When he's not busy speaking on sustainable agriculture and its influence at culinary events, being interviewed for a new profile (he's been featured in the New York Times, Food & Wine, The Washington Post, and dozens of other publications), or judging a Food Network program, farmer Lee Jones can be found out in the fields clad in his trademark overalls and red bowtie. Jones is one member of The Chef's Garden, a family farm started by Bob Jones that has been focused on supplying restaurants around the country with the finest ingredients for decades.
Here, Jones discusses how his family farm, The Chef's Garden, uses PCR technology to test for food pathogens; why, in an increasingly competitive world, 90 percent of the produce being consumed right here in the United States comes from a third-world country; and how he likes to say that he farms soil -- not vegetables -- because that's where it really all starts for the best flavor and texture.
What do you say when people ask you, "What do you do?"
I am a farmer. I am part of our family farm, The Chef's Garden. I am a sustainable grower of specialty vegetables, herbs, microgreens, and edible flowers for chefs and restaurants all over the world. I am honored to oblige the tenets of the land and work to leave it in better condition for future generations.
What new idea or innovation is having the most significant impact on the sustainability world?
We feel the impact of technology and how it is continually changing life on the farm. We use new-world technology and fuse it into our old-world practices. In many ways we are trying to get as good as grandfathers were hundreds of years ago. But with technology we have the opportunity to retain those common-sense practices and enhance them with efficiency, productivity, and food safety systems. For example, we use a sophisticated bar coding system that tracks a seed all the way to the plate. It's fast, efficient, and allows our customers to feel safe about using our products.
The Chef's Garden employs PCR (Polymerase Chain Reaction) technology, which uses a DNA amplification process to test for food pathogens.

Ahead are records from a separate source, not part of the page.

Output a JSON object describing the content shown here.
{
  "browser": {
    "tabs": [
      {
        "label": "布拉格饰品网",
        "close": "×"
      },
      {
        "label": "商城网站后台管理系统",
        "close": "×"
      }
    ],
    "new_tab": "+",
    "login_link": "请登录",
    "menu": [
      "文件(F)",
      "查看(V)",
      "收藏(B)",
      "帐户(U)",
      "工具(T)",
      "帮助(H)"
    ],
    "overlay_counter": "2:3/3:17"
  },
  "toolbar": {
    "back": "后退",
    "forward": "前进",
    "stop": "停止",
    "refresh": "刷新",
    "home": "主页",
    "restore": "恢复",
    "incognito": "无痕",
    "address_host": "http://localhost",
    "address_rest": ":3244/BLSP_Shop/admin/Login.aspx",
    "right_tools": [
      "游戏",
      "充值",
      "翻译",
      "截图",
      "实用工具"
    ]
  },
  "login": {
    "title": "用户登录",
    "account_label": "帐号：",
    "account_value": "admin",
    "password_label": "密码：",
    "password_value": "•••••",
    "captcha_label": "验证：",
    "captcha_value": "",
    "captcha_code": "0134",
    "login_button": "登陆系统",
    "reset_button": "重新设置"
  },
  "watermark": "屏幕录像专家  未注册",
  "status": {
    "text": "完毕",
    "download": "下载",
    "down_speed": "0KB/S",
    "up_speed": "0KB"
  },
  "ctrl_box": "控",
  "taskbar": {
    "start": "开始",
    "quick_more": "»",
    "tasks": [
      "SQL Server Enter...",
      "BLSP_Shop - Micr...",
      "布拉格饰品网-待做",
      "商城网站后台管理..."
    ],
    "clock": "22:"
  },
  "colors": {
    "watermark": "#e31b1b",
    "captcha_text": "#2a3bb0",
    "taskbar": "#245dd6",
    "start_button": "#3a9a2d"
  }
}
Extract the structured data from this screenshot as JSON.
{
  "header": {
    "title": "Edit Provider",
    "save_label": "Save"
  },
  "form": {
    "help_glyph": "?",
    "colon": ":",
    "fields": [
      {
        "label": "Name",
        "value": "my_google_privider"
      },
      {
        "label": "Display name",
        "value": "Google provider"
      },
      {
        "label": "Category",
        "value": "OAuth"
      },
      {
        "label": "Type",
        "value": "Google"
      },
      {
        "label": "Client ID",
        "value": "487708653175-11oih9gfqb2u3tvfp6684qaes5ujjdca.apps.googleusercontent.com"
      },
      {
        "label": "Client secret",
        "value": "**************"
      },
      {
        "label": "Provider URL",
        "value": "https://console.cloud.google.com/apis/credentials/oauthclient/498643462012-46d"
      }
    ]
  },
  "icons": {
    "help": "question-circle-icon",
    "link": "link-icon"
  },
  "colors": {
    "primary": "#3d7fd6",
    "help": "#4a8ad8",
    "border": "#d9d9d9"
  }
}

We also use media technology to promote our products to customers and educate them about how we are different from other growers. We recently held a live-streaming tour of our farm for a chain of high-end resorts. We also had the first ever live broadcast direct from our farm to our nearby Culinary Vegetable Institute, where we were hosting an earth-to-table dinner. As guests dined on 5-star cuisine they got to see me in the field talking about how that very food was grown and harvested just hours before.
What's something that most people just don't understand about your area of expertise?
The commitment and how complex it is. Sustainable agriculture is a blend of science, intuition, research, perseverance, and a constant stream of making mistakes at a faster rate than the competition so that we learn from them.
What's an emerging trend that you think will shake up the sustainability world?
Boy, that's hard to answer. Living and farming sustainably is a way of life for us, not a new trend. However, what I'm seeing now is that our regular way of life is the trend. Younger generations are embracing ideas, like water conservation for example, that can make a huge impact for the sustainability of our planet. Conservation is something being taught in primary school. The wars of the future will not be waged over oil (we'll have figured out alternatives for this energy source by then) but over natural resources for sustainability of our future generations. As a society, we must all play a part in conservation. We're excited to see that.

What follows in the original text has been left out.